Se acercó un carcelero.

—Messire, tenéis derecho a ser desherrados —dijo.

El gran maestre separó las manos con gesto amargo y fatigado.

—No tengo el denario —respondió.

Pues para que les quitaran las argollas a cada salida los Templarios debían pagar un denario de la cantidad que se les destinaba para pagar la innoble pitanza, el jergón de la celda y el lavado de la camisa. ¡Otra crueldad supletoria de Nogaret, muy acorde con sus procedimientos! Eran inculpados, no condenados, tenían pues derecho a una indemnización por su mantenimiento; pero estaba calculada de tal forma que ayunaban cuatro días de cada ocho, dormían sobre piedra y se pudrían en la suciedad.

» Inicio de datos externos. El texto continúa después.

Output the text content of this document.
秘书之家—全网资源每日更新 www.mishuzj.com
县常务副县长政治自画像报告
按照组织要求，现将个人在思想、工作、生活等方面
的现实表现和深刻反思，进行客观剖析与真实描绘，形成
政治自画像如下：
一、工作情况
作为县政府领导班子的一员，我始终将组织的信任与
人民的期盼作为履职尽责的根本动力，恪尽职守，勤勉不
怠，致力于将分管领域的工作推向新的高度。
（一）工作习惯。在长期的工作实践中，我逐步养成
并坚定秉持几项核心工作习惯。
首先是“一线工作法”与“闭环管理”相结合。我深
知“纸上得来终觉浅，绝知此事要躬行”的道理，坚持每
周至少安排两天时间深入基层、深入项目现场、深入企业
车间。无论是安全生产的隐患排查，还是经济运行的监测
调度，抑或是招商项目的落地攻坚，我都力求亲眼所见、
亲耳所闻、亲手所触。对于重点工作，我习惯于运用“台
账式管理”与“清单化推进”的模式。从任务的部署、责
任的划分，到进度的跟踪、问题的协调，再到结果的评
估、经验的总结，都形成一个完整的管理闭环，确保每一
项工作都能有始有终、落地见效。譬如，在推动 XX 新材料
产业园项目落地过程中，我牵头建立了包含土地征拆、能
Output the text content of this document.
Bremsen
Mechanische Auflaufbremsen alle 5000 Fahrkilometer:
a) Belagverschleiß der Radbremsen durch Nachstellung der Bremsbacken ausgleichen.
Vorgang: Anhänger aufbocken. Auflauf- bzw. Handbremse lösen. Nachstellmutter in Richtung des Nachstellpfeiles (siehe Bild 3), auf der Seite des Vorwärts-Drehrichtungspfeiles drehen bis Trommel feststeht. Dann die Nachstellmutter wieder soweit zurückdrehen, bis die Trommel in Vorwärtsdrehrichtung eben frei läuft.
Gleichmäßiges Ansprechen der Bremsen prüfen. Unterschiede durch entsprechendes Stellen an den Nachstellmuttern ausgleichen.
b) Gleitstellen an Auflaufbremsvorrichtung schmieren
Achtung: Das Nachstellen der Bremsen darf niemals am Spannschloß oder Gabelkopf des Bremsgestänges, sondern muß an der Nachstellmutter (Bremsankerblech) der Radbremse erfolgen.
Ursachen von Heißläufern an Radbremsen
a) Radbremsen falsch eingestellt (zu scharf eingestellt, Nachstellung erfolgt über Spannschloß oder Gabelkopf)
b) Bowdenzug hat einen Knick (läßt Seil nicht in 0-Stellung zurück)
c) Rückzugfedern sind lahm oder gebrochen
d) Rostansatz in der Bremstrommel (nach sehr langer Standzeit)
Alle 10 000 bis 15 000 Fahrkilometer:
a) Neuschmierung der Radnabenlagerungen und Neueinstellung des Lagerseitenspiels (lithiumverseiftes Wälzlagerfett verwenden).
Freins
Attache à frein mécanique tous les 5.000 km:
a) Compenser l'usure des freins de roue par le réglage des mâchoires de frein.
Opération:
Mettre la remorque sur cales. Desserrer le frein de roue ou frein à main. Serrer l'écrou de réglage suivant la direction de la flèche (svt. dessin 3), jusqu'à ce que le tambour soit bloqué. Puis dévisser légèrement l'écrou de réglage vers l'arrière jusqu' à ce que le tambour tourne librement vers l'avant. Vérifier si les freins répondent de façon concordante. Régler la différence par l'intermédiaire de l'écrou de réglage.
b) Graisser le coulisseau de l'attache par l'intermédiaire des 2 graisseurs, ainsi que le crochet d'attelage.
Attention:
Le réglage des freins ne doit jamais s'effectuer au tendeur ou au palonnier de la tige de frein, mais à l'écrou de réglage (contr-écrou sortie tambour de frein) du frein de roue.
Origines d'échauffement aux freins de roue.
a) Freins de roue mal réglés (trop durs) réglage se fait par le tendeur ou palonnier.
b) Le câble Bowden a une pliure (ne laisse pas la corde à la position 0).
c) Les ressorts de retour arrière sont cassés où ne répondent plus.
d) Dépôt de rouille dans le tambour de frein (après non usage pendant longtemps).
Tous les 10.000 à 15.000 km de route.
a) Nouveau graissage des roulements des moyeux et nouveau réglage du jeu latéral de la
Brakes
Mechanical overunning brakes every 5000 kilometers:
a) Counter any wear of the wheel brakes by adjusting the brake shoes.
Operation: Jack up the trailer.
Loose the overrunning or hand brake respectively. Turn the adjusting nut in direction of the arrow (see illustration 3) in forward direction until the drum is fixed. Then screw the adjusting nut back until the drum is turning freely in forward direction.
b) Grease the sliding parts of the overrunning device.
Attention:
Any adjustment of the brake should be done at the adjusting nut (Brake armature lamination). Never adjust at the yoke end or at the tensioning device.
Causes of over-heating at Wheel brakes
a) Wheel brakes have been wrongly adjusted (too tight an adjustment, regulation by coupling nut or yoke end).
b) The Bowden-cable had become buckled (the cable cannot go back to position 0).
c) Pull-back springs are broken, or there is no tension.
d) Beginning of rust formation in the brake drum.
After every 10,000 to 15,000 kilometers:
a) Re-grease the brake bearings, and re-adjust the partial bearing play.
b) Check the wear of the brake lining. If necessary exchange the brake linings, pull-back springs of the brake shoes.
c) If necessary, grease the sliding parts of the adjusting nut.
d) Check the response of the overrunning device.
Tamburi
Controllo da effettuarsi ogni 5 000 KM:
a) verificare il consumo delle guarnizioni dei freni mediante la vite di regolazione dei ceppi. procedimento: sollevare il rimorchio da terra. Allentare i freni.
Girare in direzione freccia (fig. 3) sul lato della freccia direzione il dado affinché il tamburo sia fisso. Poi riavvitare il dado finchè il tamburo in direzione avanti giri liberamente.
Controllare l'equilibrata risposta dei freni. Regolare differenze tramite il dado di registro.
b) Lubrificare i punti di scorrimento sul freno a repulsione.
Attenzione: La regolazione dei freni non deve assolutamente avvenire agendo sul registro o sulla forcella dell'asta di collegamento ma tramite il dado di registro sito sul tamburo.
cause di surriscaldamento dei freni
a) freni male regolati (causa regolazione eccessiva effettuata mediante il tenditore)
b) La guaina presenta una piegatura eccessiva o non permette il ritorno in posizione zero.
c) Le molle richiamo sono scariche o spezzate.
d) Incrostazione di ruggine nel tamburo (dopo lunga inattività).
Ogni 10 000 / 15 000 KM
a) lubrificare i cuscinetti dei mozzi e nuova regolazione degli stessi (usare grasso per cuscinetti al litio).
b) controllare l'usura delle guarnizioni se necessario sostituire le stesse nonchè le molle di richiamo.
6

El preceptor de Normandía sacó de un viejo bolso de cuero que pendía de su cintura los dos denarios que le quedaban y los arrojó al suelo, uno para sus hierros y otro para los del gran maestre.

—¡Hermano! —exclamó Jacobo de Molay, intentando impedírselo.

—Para lo que nos va a servir… —repuso Charnay—. Aceptadlos, hermano; no veáis en ello ningún mérito.

—Si nos deshierran, puede ser buena señal —dijo el visitador general—. Tal vez el Papa haya intercedido por nosotros.

Los pocos dientes y rotos que le quedaban le hacían emitir un silbido al hablar, y tenía las manos hinchadas y temblorosas.

El gran maestre se encogió de hombros y señaló los cien arqueros alineados.

—Preparémonos a morir, hermano —respondió.

—Ved lo que han hecho —gimió el comandante de Aquitania, recogiendo su manga.

—Todos hemos sido torturados —respondió el gran maestre.

Desvió la mirada, como lo hacía siempre que se le hablaba de torturas. Había cedido y firmado confesiones falsas y no se lo perdonaba.

Con los ojos recorrió el inmenso recinto, sede y símbolo del poderío del Temple.